# Flow around three cylinder in equilaterial triangular arrangements

 this benchmark is based on [chen-2020].

## 1. Presentation of the test case

### 1.1. Presentation

This study is based on the flow of a fluid in front of 3 circular and identical cylinders.
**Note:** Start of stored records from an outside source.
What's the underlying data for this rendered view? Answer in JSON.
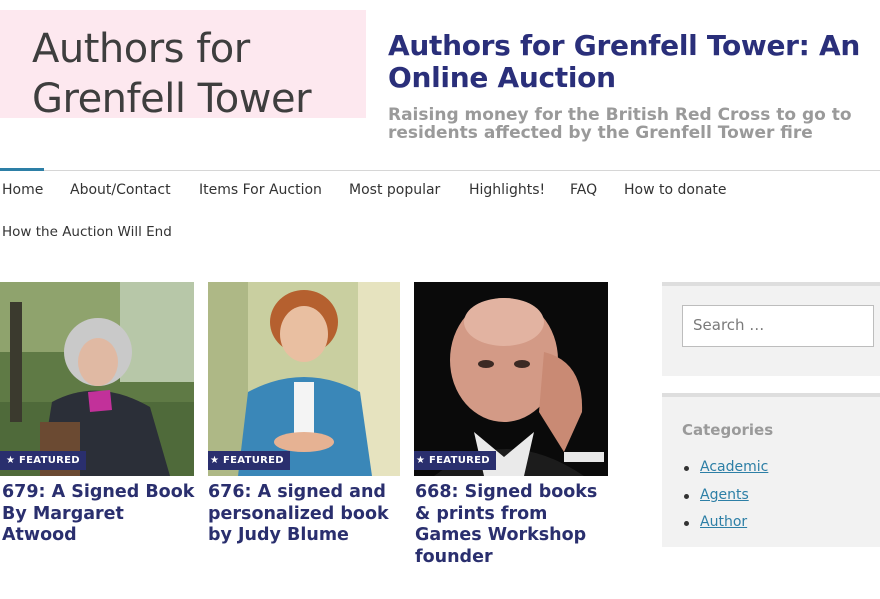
{
  "header": {
    "logo_line1": "Authors for",
    "logo_line2": "Grenfell Tower",
    "site_title": "Authors for Grenfell Tower: An Online Auction",
    "tagline": "Raising money for the British Red Cross to go to residents affected by the Grenfell Tower fire"
  },
  "nav": {
    "items": [
      "Home",
      "About/Contact",
      "Items For Auction",
      "Most popular",
      "Highlights!",
      "FAQ",
      "How to donate",
      "How the Auction Will End"
    ]
  },
  "posts": [
    {
      "badge": "★ FEATURED",
      "title": "679: A Signed Book By Margaret Atwood"
    },
    {
      "badge": "★ FEATURED",
      "title": "676: A signed and personalized book by Judy Blume"
    },
    {
      "badge": "★ FEATURED",
      "title": "668: Signed books & prints from Games Workshop founder"
    }
  ],
  "sidebar": {
    "search_placeholder": "Search …",
    "categories_title": "Categories",
    "categories": [
      "Academic",
      "Agents",
      "Author"
    ]
  },
  "colors": {
    "accent": "#2a2f6e",
    "link": "#2d7fa6",
    "logo_bg": "#fde8ef"
  }
}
The cylinders are arranged in an equilateral rectangle, one of the cylinders is placed upstream and the other two side by side downstream.
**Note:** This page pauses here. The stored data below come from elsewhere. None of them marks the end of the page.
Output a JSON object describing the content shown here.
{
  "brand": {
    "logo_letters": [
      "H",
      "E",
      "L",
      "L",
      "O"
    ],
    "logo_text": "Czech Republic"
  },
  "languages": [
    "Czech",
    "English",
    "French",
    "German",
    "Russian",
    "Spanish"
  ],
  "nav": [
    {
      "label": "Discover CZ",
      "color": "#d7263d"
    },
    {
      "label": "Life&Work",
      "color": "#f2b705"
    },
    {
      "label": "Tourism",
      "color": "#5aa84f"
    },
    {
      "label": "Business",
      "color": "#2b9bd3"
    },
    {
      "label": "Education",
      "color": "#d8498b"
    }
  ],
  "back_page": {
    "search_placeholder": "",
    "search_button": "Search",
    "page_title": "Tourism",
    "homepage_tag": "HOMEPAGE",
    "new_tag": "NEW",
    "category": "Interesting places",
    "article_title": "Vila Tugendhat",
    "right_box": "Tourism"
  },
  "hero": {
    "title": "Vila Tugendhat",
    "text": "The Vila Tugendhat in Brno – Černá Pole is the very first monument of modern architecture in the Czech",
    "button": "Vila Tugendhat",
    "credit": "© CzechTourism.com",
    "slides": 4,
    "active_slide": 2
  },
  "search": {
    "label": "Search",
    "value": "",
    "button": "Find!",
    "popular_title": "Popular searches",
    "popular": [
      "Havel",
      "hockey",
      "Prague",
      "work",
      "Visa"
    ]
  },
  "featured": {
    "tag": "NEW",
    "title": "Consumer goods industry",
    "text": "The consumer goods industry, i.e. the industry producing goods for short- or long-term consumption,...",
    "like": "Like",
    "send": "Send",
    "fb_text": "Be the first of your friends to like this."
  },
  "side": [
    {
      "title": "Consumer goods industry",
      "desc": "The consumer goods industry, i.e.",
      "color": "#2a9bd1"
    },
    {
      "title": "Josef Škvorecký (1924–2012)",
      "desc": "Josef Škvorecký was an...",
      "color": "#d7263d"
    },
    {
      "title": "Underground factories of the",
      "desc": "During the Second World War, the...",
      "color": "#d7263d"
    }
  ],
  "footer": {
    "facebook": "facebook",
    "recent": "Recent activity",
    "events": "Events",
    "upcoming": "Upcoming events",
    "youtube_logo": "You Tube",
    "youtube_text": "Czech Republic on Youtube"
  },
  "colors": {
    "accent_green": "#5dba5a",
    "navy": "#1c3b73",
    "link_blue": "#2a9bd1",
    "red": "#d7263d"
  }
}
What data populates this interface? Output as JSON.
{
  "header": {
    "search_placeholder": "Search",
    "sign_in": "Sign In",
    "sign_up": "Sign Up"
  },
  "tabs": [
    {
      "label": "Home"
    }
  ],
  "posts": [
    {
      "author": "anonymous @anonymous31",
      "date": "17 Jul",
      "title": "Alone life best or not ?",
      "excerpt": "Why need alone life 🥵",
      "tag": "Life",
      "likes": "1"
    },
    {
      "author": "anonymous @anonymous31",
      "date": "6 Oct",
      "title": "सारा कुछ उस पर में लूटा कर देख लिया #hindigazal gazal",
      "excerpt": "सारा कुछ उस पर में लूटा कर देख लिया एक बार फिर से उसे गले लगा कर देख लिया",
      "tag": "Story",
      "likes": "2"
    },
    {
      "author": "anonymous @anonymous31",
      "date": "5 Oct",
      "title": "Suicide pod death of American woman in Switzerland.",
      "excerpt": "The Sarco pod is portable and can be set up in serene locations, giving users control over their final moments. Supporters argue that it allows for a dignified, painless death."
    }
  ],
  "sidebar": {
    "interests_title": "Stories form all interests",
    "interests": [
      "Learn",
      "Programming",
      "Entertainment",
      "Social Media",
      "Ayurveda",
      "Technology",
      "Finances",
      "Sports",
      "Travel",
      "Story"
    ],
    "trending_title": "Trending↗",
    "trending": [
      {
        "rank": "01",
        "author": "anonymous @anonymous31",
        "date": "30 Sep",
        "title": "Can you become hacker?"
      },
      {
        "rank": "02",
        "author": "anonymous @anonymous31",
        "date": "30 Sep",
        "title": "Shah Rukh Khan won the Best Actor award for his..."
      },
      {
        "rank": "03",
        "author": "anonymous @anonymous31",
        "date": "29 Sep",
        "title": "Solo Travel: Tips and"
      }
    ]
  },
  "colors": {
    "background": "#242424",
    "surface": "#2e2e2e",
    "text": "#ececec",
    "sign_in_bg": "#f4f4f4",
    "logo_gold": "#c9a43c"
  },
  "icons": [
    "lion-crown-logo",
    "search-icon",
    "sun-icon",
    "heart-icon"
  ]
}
In this test case, we are particularly interested in the effect of the spacing ratio L/D and the number of Reynolds Re on the flow, where L is the center-to-center spacing of the cylinder and D is the cylinder diameter.

The numerical results obtained in this study, will be compared with those found in the literature, for different gaps $L/D \in [1,6$] and a Reynolds number $Re \in [50,300$].

### 1.2. Geometry setting

The arrangement of the cylinders in the calculation area $\Omega$ is shown in the figure below :

Figure 1. The geometric setting for the 3 cylinder with equilaterial triangle arrangement

We provide here the basic geometry used in Gmsh to describe $\Omega$.

Geo file
``````//GMSH
D=1.5;
L_sur_D=1.1;
L=D*L_sur_D;
H=200*D;
h=8;
Ld=100*D;
Lu=-100*D;
//caree
Point(1) = {0, 0, 0,h};
Point(2) = {Ld,H/2,0,h};
Point(3) = {Ld,-H/2,0,h};
Point(4) = {Lu,H/2,0,h};
Point(9) = {Lu,-H/2,0,h};
//+
Line(1) = {2, 3};
//+
Line(2) = {3, 9};
//+
Line(3) = {9, 4};
//+
Line(4) = {4, 2};
//+
Point(23) = {-L, 0, 0, h};//centre 1
//+
Point(17) = {L, L_sur_D, 0, h};//centre 2
//+
Point(18) = {L, -L_sur_D, 0, h}; //centre 3
//+
Point(24) = {L+D/2, L_sur_D, 0, h};
//+
Point(25) = {L-D/2, L_sur_D, 0, h};
//+
Point(26) = {L-D/2, -L_sur_D, 0, h};
//+
Point(27) = {L+D/2, -L_sur_D, 0, h};
//+
Point(28) = {-L-D/2, 0, 0, h};
//+
Point(29) = {-L+D/2, 0, 0, h};
//+
Circle(9) = {24, 17, 25};
//+
Circle(10) = {25, 17, 24};
//+
Circle(11) = {26, 18, 27};
//+
Circle(12) = {27, 18, 26};
//+
Circle(14) = {29, 23, 28};
//+
Circle(15) = {28, 23, 29};
//+
//surface
//+
Line Loop(1) = {9, 10};
//+
Line Loop(2) = {12, 11};
//+
Line Loop(3) = {14, 15};
//+
Line Loop(4) = {1, 2, 3, 4};
//+
Plane Surface(1) = {1, 2, 3, 4};
//+
Physical Line("inlet") = {3};
//+
Physical Line("outlet") = {1};
//+
Physical Line("wall1") = {4};
//+
Physical Line("wall2") = {2};
//+
Physical Surface("omega") = {1};``````

The Data provided on the whole $\Omega$ domain allows us to have conditions at the specified limits, the table below summarize these data.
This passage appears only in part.